By the time I’d earned my driver’s license, I had completed my apprenticeship on the small streams in my county. West Branch Creek and Fish Creek in those days offered native and planted fish, and along with Steve and other buddies, we quickly learned their secrets.
The big name streams in Michigan – the Pere Marquette, Manistee, and Au Sable – were a different story. Then, as he always had, Mr. McClaine came through with an article on “reading the river,” and he talked about learning to break the big water down into a series of small streams flowing alongside each other.
Armed with that concept, it was just a matter of time until the evening I found myself standing crotch deep in the Big Manistee River, near Sharon, where the river flowed narrow between two small islands.
I was fishing bait, and had drifted a worm down into the run that cut under the bank, and had just felt the first hit from a trout down there. With visions of meeting one of the monster brown trout the river is known to hold, I let the fish run away with my bait, knowing it would then stop, spit the bait, turn it and inhale it again, this time swallowing it to the point my barb could find a hold.
As I waited for those sensations to be delivered up the line and down the rod, I noticed a hen mallard, with a whole bunch of little fluff balls trailing behind her, swimming up the river.
Those babies had to have just hatched. They looked like the tops of dandelions gone to seed; as if any gust of wind might send them out of control.
I held motionless, watching their approach with real interest.
When the hen got abreast of me – probably 20 feet to my right – she lost her nerve, and turned tail downstream with her brood in tow.
As they disappeared around the bend, I set the hook on my prize and reeled in a keeper, no monster, brown.
After dealing with the fish I put a new worm down in the hole just as I saw the hen coming upstream again, brood in tow. And, again, just as she got abreast of me, she lost her nerve and fled.
She tried to swim past me four times as I waited, wondering when she’d realize I was no threat to her or hers, but each time she would get just up to me, not near, just abreast, when she’d turn and flee.
I was so interested in her, I forgot all about my bait.
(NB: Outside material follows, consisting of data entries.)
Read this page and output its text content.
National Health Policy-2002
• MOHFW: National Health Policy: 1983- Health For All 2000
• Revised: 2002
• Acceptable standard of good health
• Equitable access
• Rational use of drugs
I just stood there in the failing light of dusk, within arm’s reach of the shore, and waited to see what she’d do next.
I saw her coming up the river again, but this time she was alone, and she was certainly having a tough night. Flapping an obviously injured wing, she was quacking, splashing and struggling in a heart-rending display of wildlife tragedy. As she gamely fought her way up to my level, something dawned on me and I turned to look at the game trail running up the island practically under my elbow and sure enough there were the babies, in a single file – I’m sure I counted them, but don’t really recall just how many there were – but something like a dozen anyway.
Those little birds were scooting along as fast as their little legs could carry them. They got about 20 feet upstream of me, made an immediate left and plopped themselves into the water, swimming like crazy out into the middle of the current.
I turned back just in time to see the hen undergo a miraculous recovery. She flew to the head of her brood, landed and wiggled her tail feathers in what seemed to me to be a jaunty “so there!” gesture.
I’ve recalled that episode with wonder and awe over and over again in the past 48 years of being out there. I’ve seen many momma birds put on the busted wing act over those years to draw me away from a nest, but I’ve never figured out how that mallard got her babies to play their part.